Лет десять-пятнадцать назад, подумал я, за этим столиком в “Гритти” или в баре по соседству мог бы сидеть и вести такие же речи о своих соперниках на литературном поприще Хемингуэй. Вот кого жгучая потребность быть первым в мире довела до самоубийства. Все мы только и делаем, что тягаемся друг с другом, но американцы, в отличие от других народов, и мысли не допускают, что можно проиграть и продолжать жить дальше.
– До свидания, Джим.
– До свидания. Всегда приятно поговорить о добром старом времени. Надо бы почаще встречаться. У нас ведь столько общих воспоминаний. – Дули указал пальцем на лацкан моего пиджака: – Кто-кто, а уж я знаю цену этим ленточкам.
Глава II
Я вернулся в номер. Шторы были еще задернуты, и лампы, не погашенные с ночи, освещали картину лихорадочного бегства, наспех упакованные чемоданы. Лаура сидела в кресле, поставив на пол у своих ног проигрыватель, и слушала пластинку. Голова ее была откинута, длинные волосы струились до самого ковра. Я переступил через Баха, Моцарта, Ростроповича и рухнул на диван. Вид у меня, наверно, был примерно такой, какой бывает у человека, вдруг узнавшего, что у него украли все сбережения, которые, как он полагал, были надежно схоронены в тайниках его души. Дули все перерыл да так и оставил вверх дном.
– Что с тобой, Жак?
– Ничего. Небольшой внутренний монолог.
– А по какому поводу?
– Язык мой – враг мой.
Лаура опустилась на колени перед диваном, облокотилась на него и нагнулась над моим лицом:
– Говори!
– Я думал об упадке Римской империи. Каждый знает по себе, что такое упадок Римской империи, но воображает, будто это несчастье постигло его одного. Очень демократично. И очень по‑христиански… Смирение, отречение и все такое…

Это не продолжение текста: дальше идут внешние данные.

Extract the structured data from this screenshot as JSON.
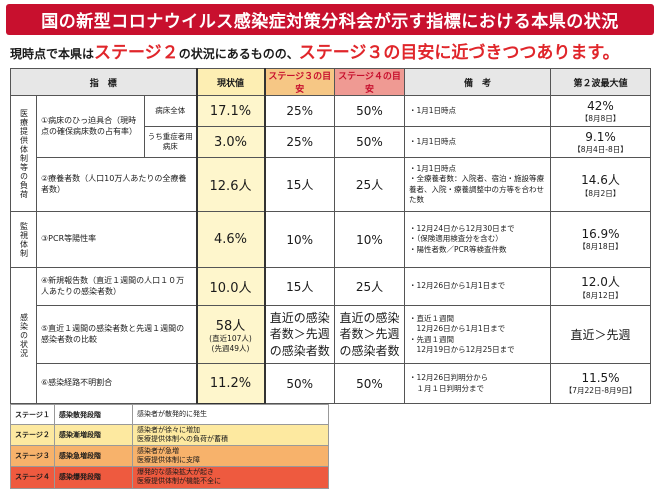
{
  "title": "国の新型コロナウイルス感染症対策分科会が示す指標における本県の状況",
  "subtitle": {
    "part1": "現時点で本県は",
    "stage2": "ステージ２",
    "part2": "の状況にあるものの、",
    "stage3": "ステージ３の目安に近づきつつあります。"
  },
  "headers": {
    "indicator": "指　標",
    "current": "現状値",
    "stage3": "ステージ３の目安",
    "stage4": "ステージ４の目安",
    "remarks": "備　考",
    "peak": "第２波最大値"
  },
  "categories": {
    "medical": "医療提供体制等の負荷",
    "monitoring": "監視体制",
    "infection": "感染の状況"
  },
  "rows": [
    {
      "label": "①病床のひっ迫具合（現時点の確保病床数の占有率）",
      "sub": "病床全体",
      "current": "17.1%",
      "stage3": "25%",
      "stage4": "50%",
      "note": "・1月1日時点",
      "peak": "42%",
      "peak_date": "【8月8日】"
    },
    {
      "sub": "うち重症者用病床",
      "current": "3.0%",
      "stage3": "25%",
      "stage4": "50%",
      "note": "・1月1日時点",
      "peak": "9.1%",
      "peak_date": "【8月4日-8日】"
    },
    {
      "label": "②療養者数（人口10万人あたりの全療養者数）",
      "current": "12.6人",
      "stage3": "15人",
      "stage4": "25人",
      "note": "・1月1日時点\n・全療養者数：入院者、宿泊・施設等療養者、入院・療養調整中の方等を合わせた数",
      "peak": "14.6人",
      "peak_date": "【8月2日】"
    },
    {
      "label": "③PCR等陽性率",
      "current": "4.6%",
      "stage3": "10%",
      "stage4": "10%",
      "note": "・12月24日から12月30日まで\n・（保険適用検査分を含む）\n・陽性者数／PCR等検査件数",
      "peak": "16.9%",
      "peak_date": "【8月18日】"
    },
    {
      "label": "④新規報告数（直近１週間の人口１０万人あたりの感染者数）",
      "current": "10.0人",
      "stage3": "15人",
      "stage4": "25人",
      "note": "・12月26日から1月1日まで",
      "peak": "12.0人",
      "peak_date": "【8月12日】"
    },
    {
      "label": "⑤直近１週間の感染者数と先週１週間の感染者数の比較",
      "current": "58人",
      "current_sub1": "(直近107人)",
      "current_sub2": "(先週49人)",
      "stage3": "直近の感染者数＞先週の感染者数",
      "stage4": "直近の感染者数＞先週の感染者数",
      "note": "・直近１週間\n　12月26日から1月1日まで\n・先週１週間\n　12月19日から12月25日まで",
      "peak": "直近＞先週"
    },
    {
      "label": "⑥感染経路不明割合",
      "current": "11.2%",
      "stage3": "50%",
      "stage4": "50%",
      "note": "・12月26日判明分から\n　１月１日判明分まで",
      "peak": "11.5%",
      "peak_date": "【7月22日-8月9日】"
    }
  ],
  "legend": [
    {
      "stage": "ステージ１",
      "name": "感染散発段階",
      "desc": "感染者が散発的に発生",
      "color": "#ffffff"
    },
    {
      "stage": "ステージ２",
      "name": "感染漸増段階",
      "desc": "感染者が徐々に増加\n医療提供体制への負荷が蓄積",
      "color": "#fde9a0"
    },
    {
      "stage": "ステージ３",
      "name": "感染急増段階",
      "desc": "感染者が急増\n医療提供体制に支障",
      "color": "#f7b26b"
    },
    {
      "stage": "ステージ４",
      "name": "感染爆発段階",
      "desc": "爆発的な感染拡大が起き\n医療提供体制が機能不全に",
      "color": "#ee5a3f"
    }
  ],
  "colors": {
    "banner": "#c8102e",
    "highlight": "#e0262b"
  }
}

– Ну и вензеля ты выписываешь!
– Да еще на воде. Я в этом деле так силен, что наверняка мог бы играть в бильбоке на водных лыжах.
– Что он от тебя хотел?
– Мы поговорили с часок о необратимых процессах.
– О чем о чем?
– О Венеции, конечно. Она тонет, и тут ничего не поделаешь.
– А кто такой этот Дули?
– Он обладает огромной силой… в мире бизнеса. У американцев совсем не развито чувство невозможности. Пару лет назад Дули задумал выпрямить Пизанскую башню. Ну и вот. В жизни не видал, чтобы человек уже с утра мог впасть в такое отчаяние.
Лаура положила голову мне на плечо.
– Я люблю тебя, – сказала она, чтобы я не забыл, что на все случаи жизни есть один-единственный ответ.